I remember using banana.dev a few years ago and it was very clear proposition that time (serverless GPU with fast cold start)
I suppose positioning will take multiple iterations before you land on the right one. Good luck!
I do think we will lean harder into the hosting of fine-tuned models though, this is a good insight.
What I want from an LLM is smart, super cheap, fast, and private. I wonder if we will ever get there. Like having a cheap Cerebras machine at home with oss 400B models on it.
Is this a result of renting more expensive gpus?
Man you had me panicking there for a second. Per token?!? Turns out, it’s per million according to their site.
Cool concept. I used to run a Fortune 500’s cloud and GPU instances hot and ready were the biggest ask. We weren’t ready for that, cost wise, so we would only spin them up when absolutely necessary.
Compare to providers like Fireworks and even with the openrouter 5% charge it's not competitive
(Also technically qwen3 8b w/ novita being first place but barely)
Just curious how close we are to a world where I can fine tune for my (low volume calls) domain and then get it hosted. Right now this is not practical anywhere I've seen, at the volumes I would be doing it at (which are really hobby level).

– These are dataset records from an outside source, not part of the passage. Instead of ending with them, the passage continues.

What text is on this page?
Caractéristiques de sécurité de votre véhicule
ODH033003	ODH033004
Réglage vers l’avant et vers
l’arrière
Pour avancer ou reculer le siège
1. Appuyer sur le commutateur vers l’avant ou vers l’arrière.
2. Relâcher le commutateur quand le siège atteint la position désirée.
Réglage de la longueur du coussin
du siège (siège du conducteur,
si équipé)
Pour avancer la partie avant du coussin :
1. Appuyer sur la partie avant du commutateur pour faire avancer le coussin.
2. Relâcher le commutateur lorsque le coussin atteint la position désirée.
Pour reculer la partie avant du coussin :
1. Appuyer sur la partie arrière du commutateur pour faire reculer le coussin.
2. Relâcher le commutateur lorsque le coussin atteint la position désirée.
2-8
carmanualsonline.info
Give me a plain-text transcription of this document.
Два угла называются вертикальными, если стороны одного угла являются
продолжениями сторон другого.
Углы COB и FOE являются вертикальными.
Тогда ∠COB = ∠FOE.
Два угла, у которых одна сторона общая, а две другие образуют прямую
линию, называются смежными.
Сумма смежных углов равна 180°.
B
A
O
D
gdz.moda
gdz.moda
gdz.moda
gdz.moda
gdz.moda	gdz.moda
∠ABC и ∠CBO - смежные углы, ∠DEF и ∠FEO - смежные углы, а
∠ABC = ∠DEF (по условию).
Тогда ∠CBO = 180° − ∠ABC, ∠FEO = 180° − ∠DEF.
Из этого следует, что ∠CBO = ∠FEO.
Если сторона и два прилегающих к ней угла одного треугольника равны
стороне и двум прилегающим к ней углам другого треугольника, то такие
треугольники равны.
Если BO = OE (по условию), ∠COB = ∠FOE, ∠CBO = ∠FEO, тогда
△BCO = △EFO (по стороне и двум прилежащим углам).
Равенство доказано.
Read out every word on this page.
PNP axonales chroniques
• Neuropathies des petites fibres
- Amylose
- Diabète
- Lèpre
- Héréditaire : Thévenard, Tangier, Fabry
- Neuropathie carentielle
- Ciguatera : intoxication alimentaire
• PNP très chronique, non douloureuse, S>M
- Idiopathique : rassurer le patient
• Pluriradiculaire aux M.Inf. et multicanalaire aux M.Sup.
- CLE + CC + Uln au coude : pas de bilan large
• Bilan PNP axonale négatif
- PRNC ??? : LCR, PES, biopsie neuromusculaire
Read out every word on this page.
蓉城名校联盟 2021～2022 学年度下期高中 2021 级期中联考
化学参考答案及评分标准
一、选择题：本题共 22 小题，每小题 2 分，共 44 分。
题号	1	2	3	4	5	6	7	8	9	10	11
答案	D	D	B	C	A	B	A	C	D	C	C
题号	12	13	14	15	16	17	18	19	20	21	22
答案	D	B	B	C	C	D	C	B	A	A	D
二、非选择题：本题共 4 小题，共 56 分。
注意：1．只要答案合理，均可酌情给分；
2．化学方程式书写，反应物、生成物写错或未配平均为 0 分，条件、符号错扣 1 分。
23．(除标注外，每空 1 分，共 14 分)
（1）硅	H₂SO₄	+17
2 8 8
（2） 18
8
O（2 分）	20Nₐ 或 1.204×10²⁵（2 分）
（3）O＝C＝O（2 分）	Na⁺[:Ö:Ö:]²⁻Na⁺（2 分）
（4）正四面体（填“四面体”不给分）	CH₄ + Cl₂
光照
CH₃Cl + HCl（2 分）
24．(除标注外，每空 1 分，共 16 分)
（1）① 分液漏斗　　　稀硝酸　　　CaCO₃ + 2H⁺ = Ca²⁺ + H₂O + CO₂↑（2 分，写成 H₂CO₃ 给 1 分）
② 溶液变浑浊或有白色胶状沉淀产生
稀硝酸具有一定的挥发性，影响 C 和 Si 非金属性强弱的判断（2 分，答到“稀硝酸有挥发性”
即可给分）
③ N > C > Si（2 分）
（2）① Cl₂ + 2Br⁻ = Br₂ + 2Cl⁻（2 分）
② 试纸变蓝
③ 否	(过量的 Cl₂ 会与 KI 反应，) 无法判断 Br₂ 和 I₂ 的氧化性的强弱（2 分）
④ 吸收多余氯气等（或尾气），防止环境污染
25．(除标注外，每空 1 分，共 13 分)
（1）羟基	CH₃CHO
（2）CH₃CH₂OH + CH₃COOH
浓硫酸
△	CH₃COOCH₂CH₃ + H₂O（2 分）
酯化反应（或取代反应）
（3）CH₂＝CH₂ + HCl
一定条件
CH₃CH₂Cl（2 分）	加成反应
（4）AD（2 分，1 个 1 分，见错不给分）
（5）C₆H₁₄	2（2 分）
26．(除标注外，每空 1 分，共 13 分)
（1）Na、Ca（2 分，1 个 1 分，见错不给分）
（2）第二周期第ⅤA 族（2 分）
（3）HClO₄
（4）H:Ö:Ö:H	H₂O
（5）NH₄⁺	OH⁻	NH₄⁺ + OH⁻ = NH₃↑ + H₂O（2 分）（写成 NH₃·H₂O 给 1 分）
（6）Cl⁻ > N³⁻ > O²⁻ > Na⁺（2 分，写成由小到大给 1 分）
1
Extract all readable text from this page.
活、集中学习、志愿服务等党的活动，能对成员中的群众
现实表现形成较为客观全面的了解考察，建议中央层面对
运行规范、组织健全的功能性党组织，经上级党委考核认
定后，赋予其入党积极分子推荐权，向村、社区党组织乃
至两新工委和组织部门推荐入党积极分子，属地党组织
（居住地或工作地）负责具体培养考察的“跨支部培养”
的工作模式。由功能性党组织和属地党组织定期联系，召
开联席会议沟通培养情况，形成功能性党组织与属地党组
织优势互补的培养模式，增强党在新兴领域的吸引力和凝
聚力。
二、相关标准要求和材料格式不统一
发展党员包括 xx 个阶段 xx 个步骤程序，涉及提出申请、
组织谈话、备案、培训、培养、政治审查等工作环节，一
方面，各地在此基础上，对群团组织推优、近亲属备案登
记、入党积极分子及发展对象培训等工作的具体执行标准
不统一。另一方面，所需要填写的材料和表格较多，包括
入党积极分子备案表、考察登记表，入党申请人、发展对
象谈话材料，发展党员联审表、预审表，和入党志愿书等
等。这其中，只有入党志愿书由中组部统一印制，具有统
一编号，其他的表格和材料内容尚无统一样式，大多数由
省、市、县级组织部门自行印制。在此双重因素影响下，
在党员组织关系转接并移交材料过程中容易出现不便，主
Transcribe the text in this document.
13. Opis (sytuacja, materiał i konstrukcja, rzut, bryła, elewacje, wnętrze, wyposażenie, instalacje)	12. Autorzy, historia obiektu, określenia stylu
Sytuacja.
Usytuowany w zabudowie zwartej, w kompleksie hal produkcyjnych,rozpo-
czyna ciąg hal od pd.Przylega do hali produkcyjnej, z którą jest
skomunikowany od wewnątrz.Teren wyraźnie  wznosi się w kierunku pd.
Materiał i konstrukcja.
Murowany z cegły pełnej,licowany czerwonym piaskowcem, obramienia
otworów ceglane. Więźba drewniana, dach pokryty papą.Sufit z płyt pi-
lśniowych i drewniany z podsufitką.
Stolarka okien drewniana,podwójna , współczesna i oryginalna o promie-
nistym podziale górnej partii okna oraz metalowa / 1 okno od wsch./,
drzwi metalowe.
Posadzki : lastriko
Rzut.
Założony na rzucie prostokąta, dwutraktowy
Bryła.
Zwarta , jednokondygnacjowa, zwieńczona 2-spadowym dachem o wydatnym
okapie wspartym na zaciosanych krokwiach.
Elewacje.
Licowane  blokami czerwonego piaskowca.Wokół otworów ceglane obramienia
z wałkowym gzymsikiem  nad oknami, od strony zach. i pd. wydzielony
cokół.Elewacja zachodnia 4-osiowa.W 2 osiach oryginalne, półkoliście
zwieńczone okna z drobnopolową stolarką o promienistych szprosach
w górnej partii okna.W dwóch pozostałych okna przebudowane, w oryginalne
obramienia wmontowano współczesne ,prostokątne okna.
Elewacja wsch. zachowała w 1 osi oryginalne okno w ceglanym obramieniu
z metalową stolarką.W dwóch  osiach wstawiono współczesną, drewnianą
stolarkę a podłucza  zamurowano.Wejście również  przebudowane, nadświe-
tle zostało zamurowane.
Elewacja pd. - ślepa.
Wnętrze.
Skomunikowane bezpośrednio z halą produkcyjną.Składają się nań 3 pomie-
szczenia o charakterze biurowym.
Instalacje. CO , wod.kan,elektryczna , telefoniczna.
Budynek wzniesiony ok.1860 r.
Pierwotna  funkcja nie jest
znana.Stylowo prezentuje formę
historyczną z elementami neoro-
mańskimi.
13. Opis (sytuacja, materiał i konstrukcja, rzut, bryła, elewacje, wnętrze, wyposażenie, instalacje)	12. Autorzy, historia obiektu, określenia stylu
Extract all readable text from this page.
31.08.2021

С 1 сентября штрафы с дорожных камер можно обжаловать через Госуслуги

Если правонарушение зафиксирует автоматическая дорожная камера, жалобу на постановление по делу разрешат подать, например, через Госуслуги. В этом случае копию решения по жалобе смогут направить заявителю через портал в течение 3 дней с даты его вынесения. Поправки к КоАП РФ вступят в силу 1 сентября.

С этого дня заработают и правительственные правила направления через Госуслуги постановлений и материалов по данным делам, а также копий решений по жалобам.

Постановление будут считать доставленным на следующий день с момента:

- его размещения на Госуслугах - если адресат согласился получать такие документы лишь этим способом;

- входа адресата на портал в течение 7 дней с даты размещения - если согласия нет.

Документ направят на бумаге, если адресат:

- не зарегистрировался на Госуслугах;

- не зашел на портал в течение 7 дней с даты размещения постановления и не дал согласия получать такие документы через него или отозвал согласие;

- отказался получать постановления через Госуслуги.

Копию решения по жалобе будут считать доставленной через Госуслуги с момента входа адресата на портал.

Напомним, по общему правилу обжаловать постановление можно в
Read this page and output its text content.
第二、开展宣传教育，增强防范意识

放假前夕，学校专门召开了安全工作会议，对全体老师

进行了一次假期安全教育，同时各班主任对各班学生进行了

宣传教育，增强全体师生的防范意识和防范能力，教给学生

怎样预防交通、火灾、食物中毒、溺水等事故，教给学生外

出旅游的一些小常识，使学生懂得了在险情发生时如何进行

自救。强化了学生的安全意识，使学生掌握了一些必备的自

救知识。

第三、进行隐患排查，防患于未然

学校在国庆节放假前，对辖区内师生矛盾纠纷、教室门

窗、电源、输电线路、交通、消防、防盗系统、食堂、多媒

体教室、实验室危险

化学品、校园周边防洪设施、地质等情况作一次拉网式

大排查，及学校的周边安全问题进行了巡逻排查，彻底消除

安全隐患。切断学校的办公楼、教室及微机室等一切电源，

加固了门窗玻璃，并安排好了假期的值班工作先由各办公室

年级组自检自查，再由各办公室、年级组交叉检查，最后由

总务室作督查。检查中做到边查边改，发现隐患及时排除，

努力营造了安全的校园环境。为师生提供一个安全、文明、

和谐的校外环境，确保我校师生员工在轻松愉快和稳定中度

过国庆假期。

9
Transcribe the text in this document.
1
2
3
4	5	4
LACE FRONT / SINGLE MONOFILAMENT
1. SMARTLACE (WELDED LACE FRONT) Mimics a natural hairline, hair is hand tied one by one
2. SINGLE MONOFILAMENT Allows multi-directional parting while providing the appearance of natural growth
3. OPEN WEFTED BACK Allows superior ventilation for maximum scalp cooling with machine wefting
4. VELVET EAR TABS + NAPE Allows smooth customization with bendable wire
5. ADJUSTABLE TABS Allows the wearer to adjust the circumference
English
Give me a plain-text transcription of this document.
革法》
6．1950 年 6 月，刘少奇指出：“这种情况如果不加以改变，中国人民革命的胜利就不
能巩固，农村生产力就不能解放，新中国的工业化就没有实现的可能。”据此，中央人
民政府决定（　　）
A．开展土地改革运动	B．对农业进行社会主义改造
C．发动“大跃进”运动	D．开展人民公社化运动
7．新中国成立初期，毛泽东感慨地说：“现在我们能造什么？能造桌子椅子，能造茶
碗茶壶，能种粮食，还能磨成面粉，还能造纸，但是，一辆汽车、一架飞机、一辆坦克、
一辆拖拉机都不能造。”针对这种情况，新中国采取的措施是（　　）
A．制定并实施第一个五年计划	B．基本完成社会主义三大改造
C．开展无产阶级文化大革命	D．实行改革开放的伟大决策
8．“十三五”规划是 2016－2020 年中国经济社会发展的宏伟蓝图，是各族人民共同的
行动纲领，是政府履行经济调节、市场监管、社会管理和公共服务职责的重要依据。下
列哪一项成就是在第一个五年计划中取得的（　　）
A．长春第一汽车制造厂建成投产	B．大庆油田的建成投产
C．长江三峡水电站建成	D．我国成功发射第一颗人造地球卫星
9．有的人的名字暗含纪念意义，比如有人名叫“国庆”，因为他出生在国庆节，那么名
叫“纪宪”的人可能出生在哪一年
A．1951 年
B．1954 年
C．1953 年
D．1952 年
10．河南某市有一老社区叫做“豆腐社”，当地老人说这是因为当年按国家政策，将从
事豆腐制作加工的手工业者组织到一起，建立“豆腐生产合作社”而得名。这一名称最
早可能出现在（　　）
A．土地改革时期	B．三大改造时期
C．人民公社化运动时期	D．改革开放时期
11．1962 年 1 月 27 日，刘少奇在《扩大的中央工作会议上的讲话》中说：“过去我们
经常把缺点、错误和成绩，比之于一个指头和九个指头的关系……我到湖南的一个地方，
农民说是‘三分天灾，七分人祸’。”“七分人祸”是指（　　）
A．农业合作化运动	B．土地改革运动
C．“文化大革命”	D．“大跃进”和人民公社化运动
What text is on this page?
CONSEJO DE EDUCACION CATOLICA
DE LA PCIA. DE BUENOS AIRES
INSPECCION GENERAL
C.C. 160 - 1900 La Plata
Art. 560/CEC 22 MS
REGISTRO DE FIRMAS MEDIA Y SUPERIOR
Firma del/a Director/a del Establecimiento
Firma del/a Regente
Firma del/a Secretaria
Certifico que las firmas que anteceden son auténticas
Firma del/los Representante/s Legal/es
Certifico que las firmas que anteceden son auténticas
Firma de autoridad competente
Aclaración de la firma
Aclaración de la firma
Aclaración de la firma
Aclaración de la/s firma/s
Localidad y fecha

Also piece of feedback: it kind of sucks to have glm/minimax/kimi on separate api endpoints. I assume it's a game you play to get lower latency on routing for popular models but from a consumer perspective it's not great.
A privacy policy that's at least as good as Vertex.ai at Google.
Otherwise it's a non-starter at any price.
Keeping chat content around for 30 days might as well mean "forever." Anyone at the company can steal your customers chats.
My agreements with customers would prevent me from using any service that did that.